Cold, yes, floppy, yes, and one of the best kebabs I've ever eaten.

Nicely seasoned but still a good dark meat chicken flavor, surprisingly spicy, and a kiss of char. I immediately wanted to go back and buy three more. Maybe heated this time. Or at least catch them as they were grilling them rather than buying them out of the tub. That'd be weird though, right? Anyway it was a deeply rewarding kebab. This whole idea of finding a secret little hole in the wall; I mean, that's a dumb cliche and probably classist and racist on our part to think about, right? Like that Seinfeld episode where Jerry befriends Babu? But I can't stress this enough in this case, you guys: No cool white yuppies or Instagram food influencers are going in there to find the secret kebabs they read about on Eater or something. It's just an invisible Halal butcher shop that serves parts of the huge neighborhood of Pakistani and Bangladeshi people. But the feeling of knowing that this guy on his grill outside this 1-star nothing grocery store is making the best fucking kebabs you've ever eaten—it tickles.
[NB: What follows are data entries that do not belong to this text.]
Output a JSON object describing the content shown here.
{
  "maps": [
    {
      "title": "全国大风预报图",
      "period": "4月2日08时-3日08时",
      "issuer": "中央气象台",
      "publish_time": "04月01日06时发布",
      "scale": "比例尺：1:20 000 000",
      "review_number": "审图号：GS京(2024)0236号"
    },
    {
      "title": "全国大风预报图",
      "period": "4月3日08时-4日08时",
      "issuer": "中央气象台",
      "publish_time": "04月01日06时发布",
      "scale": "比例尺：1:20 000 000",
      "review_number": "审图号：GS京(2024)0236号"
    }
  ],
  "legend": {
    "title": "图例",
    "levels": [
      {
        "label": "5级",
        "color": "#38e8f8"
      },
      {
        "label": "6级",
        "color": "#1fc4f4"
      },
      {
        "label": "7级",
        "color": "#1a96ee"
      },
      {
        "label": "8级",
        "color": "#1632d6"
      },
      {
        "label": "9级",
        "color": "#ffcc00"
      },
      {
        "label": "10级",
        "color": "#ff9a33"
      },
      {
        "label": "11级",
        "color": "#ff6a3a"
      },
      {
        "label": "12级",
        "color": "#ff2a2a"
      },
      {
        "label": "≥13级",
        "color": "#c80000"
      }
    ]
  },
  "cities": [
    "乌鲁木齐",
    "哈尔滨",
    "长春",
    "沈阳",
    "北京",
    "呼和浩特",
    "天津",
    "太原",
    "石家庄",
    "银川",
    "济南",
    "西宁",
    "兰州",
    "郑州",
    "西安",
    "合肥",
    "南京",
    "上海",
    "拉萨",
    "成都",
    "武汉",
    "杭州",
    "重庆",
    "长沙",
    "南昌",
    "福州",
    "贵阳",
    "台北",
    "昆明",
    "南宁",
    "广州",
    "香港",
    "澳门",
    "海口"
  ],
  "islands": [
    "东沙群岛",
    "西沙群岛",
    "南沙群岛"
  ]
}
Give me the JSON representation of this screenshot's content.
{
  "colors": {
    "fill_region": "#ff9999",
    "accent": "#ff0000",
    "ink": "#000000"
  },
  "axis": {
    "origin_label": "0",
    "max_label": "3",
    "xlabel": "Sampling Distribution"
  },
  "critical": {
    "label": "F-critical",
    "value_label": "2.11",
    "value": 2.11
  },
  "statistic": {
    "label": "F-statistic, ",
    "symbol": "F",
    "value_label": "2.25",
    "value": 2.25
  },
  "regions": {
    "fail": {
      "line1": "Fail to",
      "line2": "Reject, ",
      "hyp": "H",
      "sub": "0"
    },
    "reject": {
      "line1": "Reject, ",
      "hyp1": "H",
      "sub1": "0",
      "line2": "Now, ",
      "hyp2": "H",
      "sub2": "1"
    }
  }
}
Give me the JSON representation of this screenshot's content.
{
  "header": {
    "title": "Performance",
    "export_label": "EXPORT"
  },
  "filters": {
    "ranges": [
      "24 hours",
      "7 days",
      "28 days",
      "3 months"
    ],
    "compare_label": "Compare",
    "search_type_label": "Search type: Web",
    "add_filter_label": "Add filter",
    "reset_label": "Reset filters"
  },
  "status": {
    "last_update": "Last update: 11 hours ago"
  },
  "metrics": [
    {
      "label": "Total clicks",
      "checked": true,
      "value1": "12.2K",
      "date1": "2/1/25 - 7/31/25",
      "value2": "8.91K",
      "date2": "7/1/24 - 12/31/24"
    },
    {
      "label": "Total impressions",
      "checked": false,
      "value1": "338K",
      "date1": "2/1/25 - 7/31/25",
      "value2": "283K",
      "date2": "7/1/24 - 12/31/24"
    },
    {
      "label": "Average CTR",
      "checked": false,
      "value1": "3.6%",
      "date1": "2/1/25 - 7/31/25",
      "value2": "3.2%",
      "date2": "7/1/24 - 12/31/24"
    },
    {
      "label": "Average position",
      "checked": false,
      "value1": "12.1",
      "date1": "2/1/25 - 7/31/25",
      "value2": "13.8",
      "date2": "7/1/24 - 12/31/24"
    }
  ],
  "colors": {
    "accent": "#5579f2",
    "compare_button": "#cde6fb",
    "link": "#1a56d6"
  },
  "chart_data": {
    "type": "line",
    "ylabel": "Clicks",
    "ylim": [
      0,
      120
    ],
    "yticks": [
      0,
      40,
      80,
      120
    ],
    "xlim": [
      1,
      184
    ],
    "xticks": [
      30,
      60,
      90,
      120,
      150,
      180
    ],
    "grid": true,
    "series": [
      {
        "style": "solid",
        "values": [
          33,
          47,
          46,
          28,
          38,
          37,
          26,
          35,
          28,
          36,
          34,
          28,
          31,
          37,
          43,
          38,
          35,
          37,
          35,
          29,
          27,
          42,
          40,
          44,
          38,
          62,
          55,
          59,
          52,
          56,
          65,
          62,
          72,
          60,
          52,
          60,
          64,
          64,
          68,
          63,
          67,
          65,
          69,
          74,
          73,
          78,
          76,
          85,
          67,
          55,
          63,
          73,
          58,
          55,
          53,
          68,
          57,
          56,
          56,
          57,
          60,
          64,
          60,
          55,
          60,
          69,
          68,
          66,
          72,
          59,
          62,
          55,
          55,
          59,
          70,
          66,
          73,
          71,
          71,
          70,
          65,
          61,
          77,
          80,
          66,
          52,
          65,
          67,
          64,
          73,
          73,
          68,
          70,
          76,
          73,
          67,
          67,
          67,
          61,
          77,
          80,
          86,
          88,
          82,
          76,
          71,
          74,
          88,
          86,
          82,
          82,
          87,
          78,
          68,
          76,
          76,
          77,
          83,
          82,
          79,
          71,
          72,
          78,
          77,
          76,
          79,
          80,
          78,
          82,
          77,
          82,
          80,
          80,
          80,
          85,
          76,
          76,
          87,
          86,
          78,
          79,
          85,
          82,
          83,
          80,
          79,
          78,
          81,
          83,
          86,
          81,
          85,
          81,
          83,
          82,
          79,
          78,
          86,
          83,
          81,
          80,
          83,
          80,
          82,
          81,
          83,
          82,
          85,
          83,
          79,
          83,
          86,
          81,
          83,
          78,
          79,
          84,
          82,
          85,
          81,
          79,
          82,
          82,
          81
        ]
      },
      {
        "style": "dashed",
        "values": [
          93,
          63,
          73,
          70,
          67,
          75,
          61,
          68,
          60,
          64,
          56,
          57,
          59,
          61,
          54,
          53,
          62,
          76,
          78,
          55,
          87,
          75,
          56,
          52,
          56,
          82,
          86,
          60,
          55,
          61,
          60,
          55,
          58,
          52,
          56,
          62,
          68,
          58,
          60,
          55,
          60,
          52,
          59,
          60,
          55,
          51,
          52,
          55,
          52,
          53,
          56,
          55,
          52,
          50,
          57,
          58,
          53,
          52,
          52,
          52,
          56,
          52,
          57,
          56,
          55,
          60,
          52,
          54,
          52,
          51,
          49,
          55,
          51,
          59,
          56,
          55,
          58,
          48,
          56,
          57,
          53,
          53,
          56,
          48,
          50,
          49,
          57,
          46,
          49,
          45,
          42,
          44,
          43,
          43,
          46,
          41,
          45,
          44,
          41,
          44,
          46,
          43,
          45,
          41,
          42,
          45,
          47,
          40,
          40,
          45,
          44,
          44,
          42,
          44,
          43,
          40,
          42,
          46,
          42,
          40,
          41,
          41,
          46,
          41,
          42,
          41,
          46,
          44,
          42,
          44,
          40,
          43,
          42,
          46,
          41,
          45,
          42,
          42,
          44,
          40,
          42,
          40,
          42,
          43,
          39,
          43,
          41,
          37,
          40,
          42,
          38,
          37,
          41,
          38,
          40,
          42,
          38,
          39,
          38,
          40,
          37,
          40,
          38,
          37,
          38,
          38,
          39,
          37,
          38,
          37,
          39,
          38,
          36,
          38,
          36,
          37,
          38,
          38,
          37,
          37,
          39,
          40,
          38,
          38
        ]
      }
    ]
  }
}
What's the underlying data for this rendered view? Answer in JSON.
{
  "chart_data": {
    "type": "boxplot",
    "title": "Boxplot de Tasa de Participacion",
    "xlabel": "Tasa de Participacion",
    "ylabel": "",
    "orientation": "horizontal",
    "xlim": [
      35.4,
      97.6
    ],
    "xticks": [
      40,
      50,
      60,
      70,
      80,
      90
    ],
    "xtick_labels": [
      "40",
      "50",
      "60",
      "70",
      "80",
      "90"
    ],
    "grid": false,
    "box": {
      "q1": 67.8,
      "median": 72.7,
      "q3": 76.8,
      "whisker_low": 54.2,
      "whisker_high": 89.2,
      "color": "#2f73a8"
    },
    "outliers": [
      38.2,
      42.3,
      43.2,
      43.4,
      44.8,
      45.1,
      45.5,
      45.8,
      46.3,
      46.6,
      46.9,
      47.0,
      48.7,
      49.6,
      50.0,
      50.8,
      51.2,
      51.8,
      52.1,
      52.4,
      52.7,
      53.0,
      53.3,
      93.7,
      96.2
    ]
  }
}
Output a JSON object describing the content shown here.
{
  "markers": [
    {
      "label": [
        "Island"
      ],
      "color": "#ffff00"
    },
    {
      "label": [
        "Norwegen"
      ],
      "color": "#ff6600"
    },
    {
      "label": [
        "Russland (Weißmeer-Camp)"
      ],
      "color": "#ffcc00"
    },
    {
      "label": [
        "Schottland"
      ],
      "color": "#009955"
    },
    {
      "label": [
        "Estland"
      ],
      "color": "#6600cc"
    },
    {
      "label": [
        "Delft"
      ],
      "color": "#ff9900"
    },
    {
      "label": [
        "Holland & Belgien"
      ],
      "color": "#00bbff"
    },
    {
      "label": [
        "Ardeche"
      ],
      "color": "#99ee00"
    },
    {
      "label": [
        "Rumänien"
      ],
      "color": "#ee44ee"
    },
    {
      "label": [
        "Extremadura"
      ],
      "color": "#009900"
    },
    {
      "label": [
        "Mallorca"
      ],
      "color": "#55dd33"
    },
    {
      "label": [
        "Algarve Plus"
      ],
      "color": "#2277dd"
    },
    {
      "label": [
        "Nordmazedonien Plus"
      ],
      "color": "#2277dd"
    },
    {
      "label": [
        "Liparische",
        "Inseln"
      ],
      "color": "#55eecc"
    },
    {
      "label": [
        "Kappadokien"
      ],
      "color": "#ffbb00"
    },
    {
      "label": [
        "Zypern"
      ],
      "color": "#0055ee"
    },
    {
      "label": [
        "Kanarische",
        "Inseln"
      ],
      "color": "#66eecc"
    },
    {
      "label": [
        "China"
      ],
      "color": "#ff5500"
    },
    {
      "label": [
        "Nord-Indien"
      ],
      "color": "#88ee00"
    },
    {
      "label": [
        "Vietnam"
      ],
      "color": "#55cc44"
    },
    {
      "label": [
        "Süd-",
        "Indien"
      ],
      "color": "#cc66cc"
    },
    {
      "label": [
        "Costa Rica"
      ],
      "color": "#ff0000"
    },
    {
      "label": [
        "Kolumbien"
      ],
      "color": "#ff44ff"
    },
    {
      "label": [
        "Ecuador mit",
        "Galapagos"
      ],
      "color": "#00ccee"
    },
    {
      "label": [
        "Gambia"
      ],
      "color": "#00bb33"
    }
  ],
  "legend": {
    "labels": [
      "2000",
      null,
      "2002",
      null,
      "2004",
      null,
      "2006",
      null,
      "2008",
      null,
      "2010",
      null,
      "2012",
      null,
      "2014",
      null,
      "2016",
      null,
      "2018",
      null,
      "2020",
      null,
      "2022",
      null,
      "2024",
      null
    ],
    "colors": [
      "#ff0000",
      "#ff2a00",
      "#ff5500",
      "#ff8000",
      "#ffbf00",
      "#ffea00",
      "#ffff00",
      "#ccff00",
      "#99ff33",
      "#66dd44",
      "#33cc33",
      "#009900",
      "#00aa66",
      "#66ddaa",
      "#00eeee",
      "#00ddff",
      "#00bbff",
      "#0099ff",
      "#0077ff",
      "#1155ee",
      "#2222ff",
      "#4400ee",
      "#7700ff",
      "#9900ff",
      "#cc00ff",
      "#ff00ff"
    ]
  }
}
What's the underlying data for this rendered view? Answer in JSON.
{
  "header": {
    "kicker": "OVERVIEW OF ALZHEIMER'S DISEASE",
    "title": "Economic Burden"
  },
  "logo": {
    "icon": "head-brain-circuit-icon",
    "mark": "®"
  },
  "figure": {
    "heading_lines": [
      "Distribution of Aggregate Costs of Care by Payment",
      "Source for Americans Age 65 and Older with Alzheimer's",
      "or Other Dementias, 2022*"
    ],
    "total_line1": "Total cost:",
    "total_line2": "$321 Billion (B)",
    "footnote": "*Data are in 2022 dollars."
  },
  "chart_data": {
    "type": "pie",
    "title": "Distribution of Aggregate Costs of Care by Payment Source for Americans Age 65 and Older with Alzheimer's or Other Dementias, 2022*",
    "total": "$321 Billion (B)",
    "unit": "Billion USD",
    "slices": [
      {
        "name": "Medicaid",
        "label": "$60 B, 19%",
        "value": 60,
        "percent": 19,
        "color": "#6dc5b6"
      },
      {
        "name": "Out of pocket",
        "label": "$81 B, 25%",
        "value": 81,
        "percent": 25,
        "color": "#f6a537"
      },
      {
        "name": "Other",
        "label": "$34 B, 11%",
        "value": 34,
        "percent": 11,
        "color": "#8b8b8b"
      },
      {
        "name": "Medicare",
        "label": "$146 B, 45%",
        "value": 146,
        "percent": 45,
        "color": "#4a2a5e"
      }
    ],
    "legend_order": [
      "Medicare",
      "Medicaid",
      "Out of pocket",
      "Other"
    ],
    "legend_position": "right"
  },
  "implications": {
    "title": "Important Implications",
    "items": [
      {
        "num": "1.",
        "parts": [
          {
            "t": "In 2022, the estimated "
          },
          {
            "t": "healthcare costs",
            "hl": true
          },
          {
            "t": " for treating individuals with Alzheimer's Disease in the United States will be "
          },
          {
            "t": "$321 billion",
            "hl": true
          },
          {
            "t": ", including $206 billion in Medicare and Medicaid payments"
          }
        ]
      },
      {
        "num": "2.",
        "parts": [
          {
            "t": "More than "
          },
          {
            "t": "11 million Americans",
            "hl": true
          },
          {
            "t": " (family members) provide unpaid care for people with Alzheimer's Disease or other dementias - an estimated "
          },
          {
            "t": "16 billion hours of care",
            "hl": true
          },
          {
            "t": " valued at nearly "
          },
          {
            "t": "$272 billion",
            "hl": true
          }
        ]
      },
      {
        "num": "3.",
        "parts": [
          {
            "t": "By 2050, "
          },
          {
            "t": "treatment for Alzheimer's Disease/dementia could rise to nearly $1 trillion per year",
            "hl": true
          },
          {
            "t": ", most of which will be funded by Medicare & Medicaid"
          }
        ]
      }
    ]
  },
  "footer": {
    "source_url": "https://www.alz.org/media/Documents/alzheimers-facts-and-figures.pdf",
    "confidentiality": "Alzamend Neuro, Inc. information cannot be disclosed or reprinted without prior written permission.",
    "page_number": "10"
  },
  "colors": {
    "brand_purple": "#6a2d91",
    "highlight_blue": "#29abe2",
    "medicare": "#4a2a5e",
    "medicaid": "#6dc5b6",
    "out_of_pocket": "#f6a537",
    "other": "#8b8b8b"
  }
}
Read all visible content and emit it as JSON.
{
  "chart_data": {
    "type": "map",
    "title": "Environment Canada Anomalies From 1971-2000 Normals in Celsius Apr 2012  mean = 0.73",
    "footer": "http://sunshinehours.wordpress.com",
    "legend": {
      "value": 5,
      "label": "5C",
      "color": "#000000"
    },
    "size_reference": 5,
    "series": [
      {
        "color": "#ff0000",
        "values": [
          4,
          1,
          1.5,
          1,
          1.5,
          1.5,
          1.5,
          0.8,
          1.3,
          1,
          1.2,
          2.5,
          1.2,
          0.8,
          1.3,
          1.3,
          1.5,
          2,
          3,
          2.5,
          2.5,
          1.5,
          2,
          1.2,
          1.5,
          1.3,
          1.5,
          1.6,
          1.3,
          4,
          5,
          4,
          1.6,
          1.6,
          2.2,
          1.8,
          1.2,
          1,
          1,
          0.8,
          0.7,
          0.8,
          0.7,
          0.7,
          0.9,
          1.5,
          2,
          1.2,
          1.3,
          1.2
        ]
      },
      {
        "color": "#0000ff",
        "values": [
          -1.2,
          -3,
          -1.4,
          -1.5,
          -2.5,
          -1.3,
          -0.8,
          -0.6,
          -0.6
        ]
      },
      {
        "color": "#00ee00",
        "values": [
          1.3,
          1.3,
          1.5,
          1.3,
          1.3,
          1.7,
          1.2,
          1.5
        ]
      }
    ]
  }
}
Postscript: We moved to Queens last week, so I probably won't be back to Hassan Halal Meat & Grocery. But a week before we left, when I was out doing one last load of laundry before packing, I had to stop in to see if I was imagining this kebab experience. So I grabbed a pop, went to the counter, and interrupted the owner's conversation with the 4 guys that were all sitting around shooting the shit. "I'll have a kebab, heated please." There was a little puzzlement again, but of a different stripe. He grabbed the kebab from the tupperware, nuked it in the microwave for a few seconds, and handed it to me in the wax paper. As I paid, he stopped and asked me straight up, "How do you know about—", rough English kind of ending his question short. I told him how I see them grilling outside all the time and it smells great, and I bought one a few weeks earlier. Honest to god, I don't say this to make myself look like some fucking white savior do-gooder bravely supporting his neighbors or whatever—that Seinfeld Babu thing—but when I told him that, his face lit up with a genuine smile. I'm sure those dudes talked shit about me when I left, but whatever. The kebab was even better hot.